# Tips on keeping bifold from popping open



## Pheasant89 (Apr 1, 2011)

Hi, any tips on keeping a 30'' bifold door from popping open after it is closed. Just put a Jweld bifold in and really put alot of work into it as far shaping it to go in and it will just not stay closed tight. Homeowner is complaining, which I dont blame him. I did try pinching the track on the end to try to make it tighter but did not work 

Thanks
Ken


----------



## sevonty (Nov 21, 2011)

got to have suffencient margin in the middle to stay closed. sounds like your jambs are off kilter


----------



## pinwheel (Dec 7, 2009)

You used the spring that goes in the track, right?


----------



## Leo G (May 12, 2005)

Do you have the little spring thing up in the track? Usually that puts enough tension on the closed doors so they stay that way.


----------



## Leo G (May 12, 2005)

Beat me to it Pin, by seconds :laughing:


----------



## pinwheel (Dec 7, 2009)

Leo G said:


> Beat me to it Pin, by seconds :laughing:


I'm quick when it comes to the obvious answers.:laughing:


----------



## Leo G (May 12, 2005)

I had to think for a few seconds...I haven't put a bifold in in years. That must of been those exact seconds you beat me by :laughing:


----------



## bconley (Mar 8, 2009)

I don't get it what's the JB weld for?
It sound like the doors are too big for the opening or they are out of adjustment.

oh, it must be jeld-wen


----------



## jb4211 (Jul 13, 2010)

Often - IMHO - the hinges between the doors are installed flush and with no mortise to allow the doors to close fully. When you force them closed, the hinge tabs hit the other door and push it open slightly.

I corrected the issue by cutting a shallow mortise in the one door with a sharp chisel to all the hinge tabs to recess slightly. 

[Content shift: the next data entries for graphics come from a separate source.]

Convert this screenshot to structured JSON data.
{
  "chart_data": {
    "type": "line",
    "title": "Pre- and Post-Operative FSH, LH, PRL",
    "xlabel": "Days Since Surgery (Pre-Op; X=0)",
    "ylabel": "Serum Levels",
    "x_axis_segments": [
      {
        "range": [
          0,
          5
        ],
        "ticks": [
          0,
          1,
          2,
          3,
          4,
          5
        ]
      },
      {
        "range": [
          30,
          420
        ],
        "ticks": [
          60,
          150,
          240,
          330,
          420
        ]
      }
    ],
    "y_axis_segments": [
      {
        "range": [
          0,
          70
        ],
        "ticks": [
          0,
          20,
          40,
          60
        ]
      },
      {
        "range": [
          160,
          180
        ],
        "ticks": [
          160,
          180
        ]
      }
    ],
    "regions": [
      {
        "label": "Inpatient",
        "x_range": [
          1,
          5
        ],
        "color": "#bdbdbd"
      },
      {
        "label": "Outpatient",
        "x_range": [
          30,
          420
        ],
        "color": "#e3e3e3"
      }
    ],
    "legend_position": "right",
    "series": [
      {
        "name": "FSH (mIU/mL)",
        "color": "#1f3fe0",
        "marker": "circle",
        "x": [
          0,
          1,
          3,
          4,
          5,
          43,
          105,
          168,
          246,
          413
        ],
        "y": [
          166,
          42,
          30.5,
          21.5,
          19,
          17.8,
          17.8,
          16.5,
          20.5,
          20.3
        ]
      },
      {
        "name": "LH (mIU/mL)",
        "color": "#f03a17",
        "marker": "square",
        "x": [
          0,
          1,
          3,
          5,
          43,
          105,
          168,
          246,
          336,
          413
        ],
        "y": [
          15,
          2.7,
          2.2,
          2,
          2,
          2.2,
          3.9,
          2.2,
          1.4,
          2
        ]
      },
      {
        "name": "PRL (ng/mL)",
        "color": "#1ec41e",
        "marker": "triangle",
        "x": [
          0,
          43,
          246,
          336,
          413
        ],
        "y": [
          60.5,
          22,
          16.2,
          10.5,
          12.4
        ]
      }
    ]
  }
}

This was just my experience. I'm not sure of your particular situation.

Something to look at tho.


----------



## Leo G (May 12, 2005)

Or back bevel the hing side of the door. That is what I do when using none mortise or non-traditional mortise hinges.


----------



## Pheasant89 (Apr 1, 2011)

Thank you guys, it was the spring which I never put in . Dont recall putting them in before But anyway that was the fix and again THANKS


----------



## Leo G (May 12, 2005)

When all else fails...

Read the instructions :w00t:


----------



## Rich D. (Oct 14, 2011)

I battled a 48" opening with 2, 24" bifolds.. they were poping out like yours..

Who ever installed the jamb must of had a bad level.

What i had to do is move the top and bottom track/pin to square it up.

Also theres a special bracket that goes on the bottom of the doors that help keep them together. Atleast the ones i hung had it..


----------



## Railman (Jan 19, 2008)

All I can say is OMG! I've probably put a few thousand sets of bi folds in, & when I read the OP question, all I could come up with was a severely bowed door slab causing the center hinge to not stay closed. 

Missing the spring is not something I would admit to if I was a carpenter!:no:


----------



## pinwheel (Dec 7, 2009)

Leo G said:


> When all else fails...
> 
> Read the instructions :w00t:


Directions? Aren't those just one man's opinion?


----------



## summithomeinc (Jan 3, 2011)

funny how we sometimes miss the easy obvious fix and start with the hardest first.


----------